Disclaimer - Grey's Anatomy belong to someone else, but Owen Hunt seems to have taken up temporary residence in my head (which is a bit worrying)
A/N - This is my first ever Grey's Anatomy story, written simply because Owen and Cristina are an amazing couple. It hasn't really turned out the way I expected...
Cristina sat curled in the chair, her arms wrapped tightly around her, her eyes closed but only too awake.
She had a shift in four hours. She should be sleeping.
But she wasn't.
She sat quietly, her hair flat against her head, twenty minutes of styling ruined by stepping into the shower, knowing that on the bathroom floor her beautiful cashmere jumper lay in a matted, puddled heap. No doubt it would be four sizes smaller by the time it had dried.
She should be angry. Dismissive.
But she wasn't.
She could hear his steady breathing only a few feet away where he lay sprawled on her bed and she seriously considered blocking her ears so she couldn't hear him but she knew it would be useless, every cell in her body was acutely aware of his presence. Probably had been from the first moment and repeat exposure seemed only to make it worse.
Closing her eyes just meant that she couldn't see the blur of red hair against the pale pillow and she wasn't tempted to gently touch a face that had finally lost its fine lines of tension in sleep. But it didn't mean she couldn't see him; in her mind's eye a kaleidoscope of images assailed her.
That first bizarre, overwhelming meeting. His obvious brilliance. His utter assurance. His palpable confidence in his duty and where he was going.
He called it before. For her, the him of the before was summed in one single word: so? A brief word transformed into a confident rebuttal of any doubts and simple, direct challenge to every possible barrier.
She had never seen the Chief so nonplussed when as he blinked and then paused while processing the one word dismissal of his astonished query about the improvised tracheotomy. So? Those intense blue eyes had flicked up and met hers for a moment and she had the weirdest sensation of reading his mind. The outcome is what matters, not the method. The patient is alive and now at a hospital for treatment - it's over to you now, what I did is irrelevant.
And she had to admit that it wasn't a coincidence that she was looking at his uniform-clad ass when she'd summed up her assessment initial assessment of this unfamiliar but apparently brilliant doctor - hot.
Then there were the staples. She'd maintained a professional distance while swabbing the vicious gash with iodine, but when she'd turned back to find him stapling the wound together, the leg unanaesthetised, she'd been astonished and said so.
So? Was the reply, blue eyes challenging, telling her I can handle it, no sense wasting time. Then he'd asked for her help and she knew it wasn't a detached smile they shared as she sat down to finish the job. It wasn't that she liked hurting him or that he welcomed the pain, but there was something compelling about his stoical winces and expressive eyes. It was probably a good thing that Callie had come in when she had.

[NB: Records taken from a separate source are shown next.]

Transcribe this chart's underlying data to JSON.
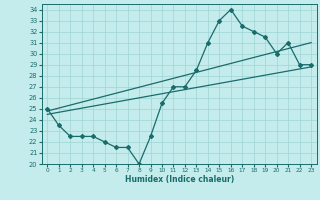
{
  "title": "",
  "xlabel": "Humidex (Indice chaleur)",
  "bg_color": "#c5ecec",
  "line_color": "#1a6b6b",
  "grid_color": "#9dd4d4",
  "xlim": [
    -0.5,
    23.5
  ],
  "ylim": [
    20,
    34.5
  ],
  "xticks": [
    0,
    1,
    2,
    3,
    4,
    5,
    6,
    7,
    8,
    9,
    10,
    11,
    12,
    13,
    14,
    15,
    16,
    17,
    18,
    19,
    20,
    21,
    22,
    23
  ],
  "yticks": [
    20,
    21,
    22,
    23,
    24,
    25,
    26,
    27,
    28,
    29,
    30,
    31,
    32,
    33,
    34
  ],
  "line1_x": [
    0,
    1,
    2,
    3,
    4,
    5,
    6,
    7,
    8,
    9,
    10,
    11,
    12,
    13,
    14,
    15,
    16,
    17,
    18,
    19,
    20,
    21,
    22,
    23
  ],
  "line1_y": [
    25.0,
    23.5,
    22.5,
    22.5,
    22.5,
    22.0,
    21.5,
    21.5,
    20.0,
    22.5,
    25.5,
    27.0,
    27.0,
    28.5,
    31.0,
    33.0,
    34.0,
    32.5,
    32.0,
    31.5,
    30.0,
    31.0,
    29.0,
    29.0
  ],
  "line2_x": [
    0,
    23
  ],
  "line2_y": [
    24.8,
    31.0
  ],
  "line3_x": [
    0,
    23
  ],
  "line3_y": [
    24.5,
    28.8
  ],
  "marker_size": 2.0,
  "linewidth": 0.9
}
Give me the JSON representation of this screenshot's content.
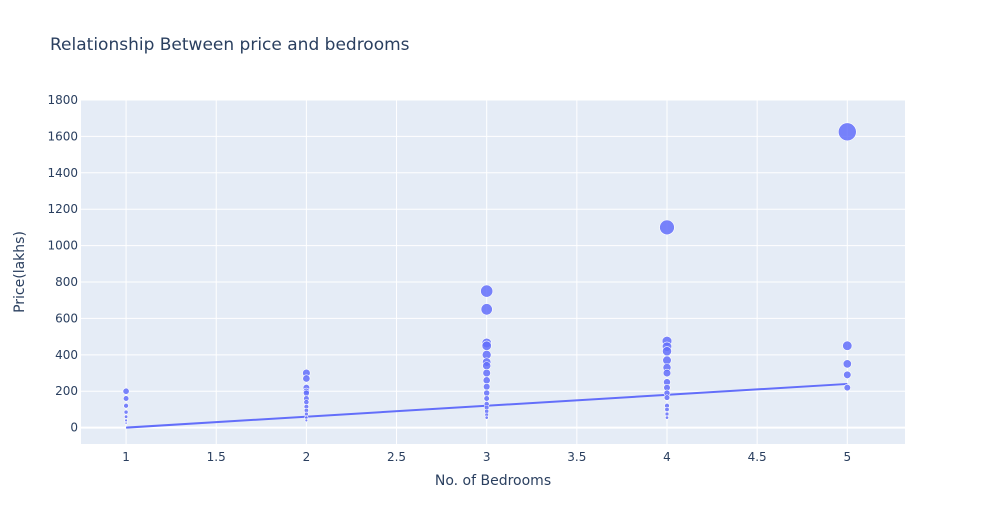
{
  "colors": {
    "plot_bg": "#E5ECF6",
    "grid": "#ffffff",
    "marker": "#636EFA",
    "text": "#2a3f5f"
  },
  "chart_data": {
    "type": "scatter",
    "title": "Relationship Between price and bedrooms",
    "xlabel": "No. of Bedrooms",
    "ylabel": "Price(lakhs)",
    "xlim": [
      0.75,
      5.32
    ],
    "ylim": [
      -90,
      1800
    ],
    "xticks": [
      1,
      1.5,
      2,
      2.5,
      3,
      3.5,
      4,
      4.5,
      5
    ],
    "xtick_labels": [
      "1",
      "1.5",
      "2",
      "2.5",
      "3",
      "3.5",
      "4",
      "4.5",
      "5"
    ],
    "yticks": [
      0,
      200,
      400,
      600,
      800,
      1000,
      1200,
      1400,
      1600,
      1800
    ],
    "ytick_labels": [
      "0",
      "200",
      "400",
      "600",
      "800",
      "1000",
      "1200",
      "1400",
      "1600",
      "1800"
    ],
    "grid": true,
    "legend": "none",
    "marker_size_encodes": "price",
    "points": [
      {
        "x": 1,
        "y": 200
      },
      {
        "x": 1,
        "y": 160
      },
      {
        "x": 1,
        "y": 120
      },
      {
        "x": 1,
        "y": 85
      },
      {
        "x": 1,
        "y": 60
      },
      {
        "x": 1,
        "y": 40
      },
      {
        "x": 1,
        "y": 25
      },
      {
        "x": 2,
        "y": 300
      },
      {
        "x": 2,
        "y": 270
      },
      {
        "x": 2,
        "y": 220
      },
      {
        "x": 2,
        "y": 200
      },
      {
        "x": 2,
        "y": 190
      },
      {
        "x": 2,
        "y": 160
      },
      {
        "x": 2,
        "y": 140
      },
      {
        "x": 2,
        "y": 115
      },
      {
        "x": 2,
        "y": 95
      },
      {
        "x": 2,
        "y": 75
      },
      {
        "x": 2,
        "y": 55
      },
      {
        "x": 2,
        "y": 40
      },
      {
        "x": 3,
        "y": 750
      },
      {
        "x": 3,
        "y": 650
      },
      {
        "x": 3,
        "y": 465
      },
      {
        "x": 3,
        "y": 450
      },
      {
        "x": 3,
        "y": 400
      },
      {
        "x": 3,
        "y": 360
      },
      {
        "x": 3,
        "y": 340
      },
      {
        "x": 3,
        "y": 300
      },
      {
        "x": 3,
        "y": 260
      },
      {
        "x": 3,
        "y": 225
      },
      {
        "x": 3,
        "y": 190
      },
      {
        "x": 3,
        "y": 160
      },
      {
        "x": 3,
        "y": 130
      },
      {
        "x": 3,
        "y": 110
      },
      {
        "x": 3,
        "y": 90
      },
      {
        "x": 3,
        "y": 70
      },
      {
        "x": 3,
        "y": 55
      },
      {
        "x": 4,
        "y": 1100
      },
      {
        "x": 4,
        "y": 475
      },
      {
        "x": 4,
        "y": 445
      },
      {
        "x": 4,
        "y": 420
      },
      {
        "x": 4,
        "y": 370
      },
      {
        "x": 4,
        "y": 330
      },
      {
        "x": 4,
        "y": 300
      },
      {
        "x": 4,
        "y": 250
      },
      {
        "x": 4,
        "y": 220
      },
      {
        "x": 4,
        "y": 190
      },
      {
        "x": 4,
        "y": 165
      },
      {
        "x": 4,
        "y": 120
      },
      {
        "x": 4,
        "y": 100
      },
      {
        "x": 4,
        "y": 75
      },
      {
        "x": 4,
        "y": 55
      },
      {
        "x": 5,
        "y": 1625
      },
      {
        "x": 5,
        "y": 450
      },
      {
        "x": 5,
        "y": 350
      },
      {
        "x": 5,
        "y": 290
      },
      {
        "x": 5,
        "y": 220
      }
    ],
    "trendline": {
      "x": [
        1,
        5
      ],
      "y": [
        0,
        240
      ]
    }
  }
}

It might only have put off what she now recognised had already been inevitable but at least she was the patient not the doctor when it had happened.
So? He'd asked then, searching her face for an invitation to continue their passionate kiss. The spark is there. We don't have to know one and other to know that. Life is too short; live it.
And then he turned and walked out the door and Christina knew that things had changed. She had changed.
She kept the whole surreal 24 hours to herself. Allowed the memory of succumbing to an instant and intense connection to slowly loosen the choking ties of her non-wedding and everything that surrounded it. But hadn't expected to see him again.
Then she did. And then began the after.
Those blue eyes still laid her bare. Still provoked her. Still made her want... things...
But they were haunted now. The absolute assurance gone.
He still had it when he operated. He made trauma fascinating. Immediate. Vital.
And there were moments when he smiled or talked to her and she saw before.
She remembered the vent - not just the brain-melting kiss or the fierce joy in his face, but the fact that he had known that she was hurting and that he had been there for her. No-one else had.
She remembered him telling her to go with her gut, as he had when he'd chosen her. Simple. Direct. Like before.
But she also remembered being near him and feeling the tension he barely kept bottled away as an almost physical thing.
And she remembered his wildly swinging arm in the alley. His conflict as he told her that he didn't need her, while every fibre of his being told her how much he did.
He'd called her beautiful and looked at her, his eyes trying to tell her all the things he could no longer articulate.
And she would never forget him as he stood in her shower. Drunk and fully clothed. And he let her into his darkness.
Some part of her brain wondered how he held it together as well as he did each day, but mostly she didn't think. She just stepped out of her shoes and into the shower and the darkness. Offering her touch. Offering her silence. No empty words. No hollow attempts to understand.
Contact and acceptance - and, maybe, hope.
She remembered her words from before: 'I don't even know you.'
Tonight had proven how much that was true. And how little it mattered.
'So?' She whispered to herself. I see the damage. It's not that I want to fix him. I want him. I want us. In the after.